Most people who get up the rather steep curve for MDX admire it for its elegance and prefer it to SQL on that basis. Nevertheless the experience is that it is generally not worth it to learn the language if you have appreciable experience in SQL.
If you have become something of an expert in tuning databases in the generations of products before the Greenplum and Vertica days, say with Essbase, Microstrategy, Teradata, Oracle Express or Sybase ASE, then you will have some familiarity with arcane 4G languages and dialects of SQL without many cross-product similarities. MDX was the language destined to solve all that, a sort of OLAP Esperanto. Unfortunately, the number of programmers deciding to hack SQL to perform against this and that sort of schema tended to dominate the few cross-platform specialists. In the end, it is my opinion that the lack of a predominating visualization stack obviated the need for widespread MDX adoption. As fat visual programming OLAP clients matured, enterprise customers began demanding thin clients. As full featured stacks became available, developers wanted LAMP, and so on. Now we are met on a battlefield testing whether PHP and MySQL will long endure, with people like me wondering how they ever got started considering the maturity and performance of products like Sybase and Essbase.

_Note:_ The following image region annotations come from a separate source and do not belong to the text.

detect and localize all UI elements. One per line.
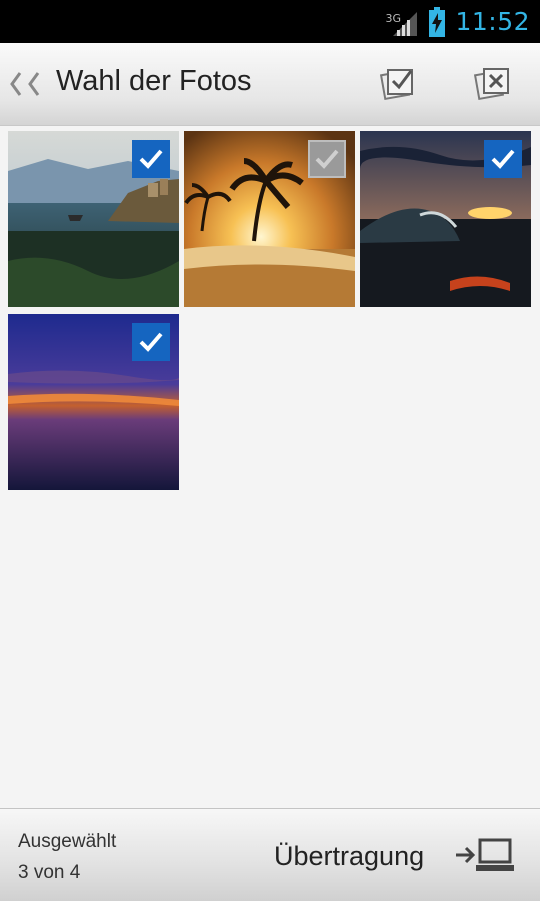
checkmark-icon [487, 143, 519, 175]
checkmark-disabled-icon [310, 142, 344, 176]
photo-3-checkbox[interactable] [484, 140, 522, 178]
transfer-button[interactable]: Übertragung [270, 829, 530, 885]
checkmark-icon [135, 143, 167, 175]
stack-check-icon [379, 69, 413, 101]
arrow-to-computer-icon [456, 838, 514, 871]
status-bar: 3G 11:52 [0, 0, 540, 43]
selected-count: 3 von 4 [18, 862, 81, 883]
battery-charging-icon [429, 6, 446, 37]
page-title: Wahl der Fotos [56, 65, 252, 97]
stack-x-icon [473, 68, 509, 101]
action-bar: Wahl der Fotos [0, 43, 540, 126]
select-all-button[interactable] [378, 61, 422, 105]
signal-icon: 3G [385, 6, 419, 38]
network-type: 3G [385, 11, 401, 25]
deselect-all-button[interactable] [472, 61, 516, 105]
transfer-label: Übertragung [274, 841, 425, 871]
photo-tile-4[interactable] [8, 314, 179, 490]
bottom-bar: Ausgewählt 3 von 4 Übertragung [0, 808, 540, 901]
photo-tile-2[interactable] [184, 131, 355, 307]
photo-2-checkbox[interactable] [308, 140, 346, 178]
photo-1-checkbox[interactable] [132, 140, 170, 178]
photo-tile-1[interactable] [8, 131, 179, 307]
back-chevrons-icon[interactable] [8, 69, 48, 99]
photo-4-checkbox[interactable] [132, 323, 170, 361]
clock: 11:52 [455, 7, 530, 36]
selected-label: Ausgewählt [18, 831, 117, 852]
photo-tile-3[interactable] [360, 131, 531, 307]
checkmark-icon [135, 326, 167, 358]
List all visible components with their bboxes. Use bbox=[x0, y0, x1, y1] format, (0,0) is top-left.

My direct experience is that flatly, for applications of any sophistication, on MSAS, stored procedures with T-SQL always performed better than their functional equivalents in MDX. In their aborted product stack, Performance Point, Microsoft engineers created a middle language PEL(?) that would supposedly choose which language was best suited for a task and then generate that code. All jokes about code-generators aside, my engineers always had to second guess PEL and ended up writing it all in T-SQL. So as a practical matter, there was no sense in learning MDX if you had already mastered T-SQL on the platform for which MDX was specifically designed. It would have been nice if MDX performed with speed commensurate with its elegance, but it simply didn't. This was two years ago.
I know MDX lives on in Essbase but that Essbase expresses it differently than does MSAS. It does rather boil down to 'it depends', because language to language different platforms have different strengths, etc.
I expect that we will not learn the definitive answer to this question until there is a shakeout of DBs that survive the transition to cloud infrastructure. And in that regard I think a Greenplum or a Vertica or a Hadoop-based solution will win out. In other words it won't come down to the semantic layer. The market never forced it to because there is no real OLAP standard (chicken or egg?).
In the end I say MDX iff you love MDX.